Plaintiff is cautioned to avoid the practice of repeatedly filing meritless lawsuits. First, a prisoner who has filed three or more actions or appeals that were dismissed for one of the reasons stated in 28 U.S.C. § 1915(e)(2) is subject to 28 U.S.C. § 1915(g), which limits his future ability to proceed in forma pauperis. Second, the practice of repeatedly filing meritless lawsuits can be interpreted as an abuse of the judicial process, which can result in court-imposed limitations on the ability to bring future lawsuits. This Court is "vested with the discretion to impose sanctions upon a party under its inherent disciplinary power." Bass v. General Motors Corp., 150 F.3d 842, 851 (8th Cir. 1998) (citations omitted). This includes the discretion to craft and impose sanctions to deter litigants from engaging in "conduct which abuses the judicial process." Chambers v. NASCO, Inc., 501 U.S. 32, 43-45 (1991). See Tyler, 839 F.2d at 1292 (affirming the district court's sua sponte determination that a litigant should be limited to filing one lawsuit per month pursuant to certain conditions precedent as a sanction for the litigant's repeated abuse of the judicial process). These powers stem from "the control necessarily vested in courts to manage their own affairs so as to achieve the orderly and expeditious disposition of cases." Id. (quoting Link v. Wabash R. Co., 370 U.S. 626, 630-31 (1962)).

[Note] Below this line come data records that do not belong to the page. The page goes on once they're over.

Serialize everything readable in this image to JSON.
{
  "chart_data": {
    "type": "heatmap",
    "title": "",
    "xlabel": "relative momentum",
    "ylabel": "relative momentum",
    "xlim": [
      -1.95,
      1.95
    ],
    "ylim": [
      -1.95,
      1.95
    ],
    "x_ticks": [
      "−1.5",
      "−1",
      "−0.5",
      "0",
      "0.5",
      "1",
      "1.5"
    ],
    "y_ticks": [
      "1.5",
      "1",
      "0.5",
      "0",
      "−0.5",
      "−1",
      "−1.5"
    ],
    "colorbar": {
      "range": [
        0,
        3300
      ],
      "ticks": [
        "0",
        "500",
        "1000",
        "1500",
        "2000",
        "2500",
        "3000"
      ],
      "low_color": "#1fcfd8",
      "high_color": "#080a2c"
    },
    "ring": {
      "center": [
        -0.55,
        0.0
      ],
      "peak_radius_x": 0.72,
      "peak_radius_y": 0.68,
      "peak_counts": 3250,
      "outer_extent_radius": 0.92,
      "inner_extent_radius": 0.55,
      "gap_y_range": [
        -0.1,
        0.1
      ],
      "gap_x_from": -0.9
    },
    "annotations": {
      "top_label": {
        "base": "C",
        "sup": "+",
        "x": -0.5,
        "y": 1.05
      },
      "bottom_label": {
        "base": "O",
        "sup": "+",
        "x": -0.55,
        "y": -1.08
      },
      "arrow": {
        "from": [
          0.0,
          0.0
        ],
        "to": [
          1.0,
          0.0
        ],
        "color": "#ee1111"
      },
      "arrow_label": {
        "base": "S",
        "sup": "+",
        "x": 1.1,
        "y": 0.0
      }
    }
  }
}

Having considered plaintiff's abusive litigation practices and the manner in which he prepared the instant complaint and other civil complaints, the Court concludes that it would be futile to permit plaintiff leave to file an amended complaint in this action. The Court will therefore dismiss this action at this time pursuant to 28 U.S.C. § 1915(e)(2).
Accordingly,
IT IS HEREBY ORDERED that plaintiff's motion to proceed in forma pauperis (ECF No. 3) is GRANTED.
IT IS FURTHERED ORDERED that plaintiff's motion for appointment of counsel (ECF No. 2) is DENIED as moot.
IT IS FURTHER ORDERED that the plaintiff shall pay an initial filing fee of $5.62 within thirty (30) days of the date of this Order. Plaintiff is instructed to make his remittance payable to "Clerk, United States District Court," and to include upon it: (1) his name; (2) his prison registration number; (3) the case number; and (4) that the remittance is for an original proceeding.
IT IS FURTHER ORDERED that this action is DISMISSED pursuant to 28 U.S.C. § 1915(e)(2)(B). A separate order of dismissal will be entered herewith.
Dated this 15th day of January 2021.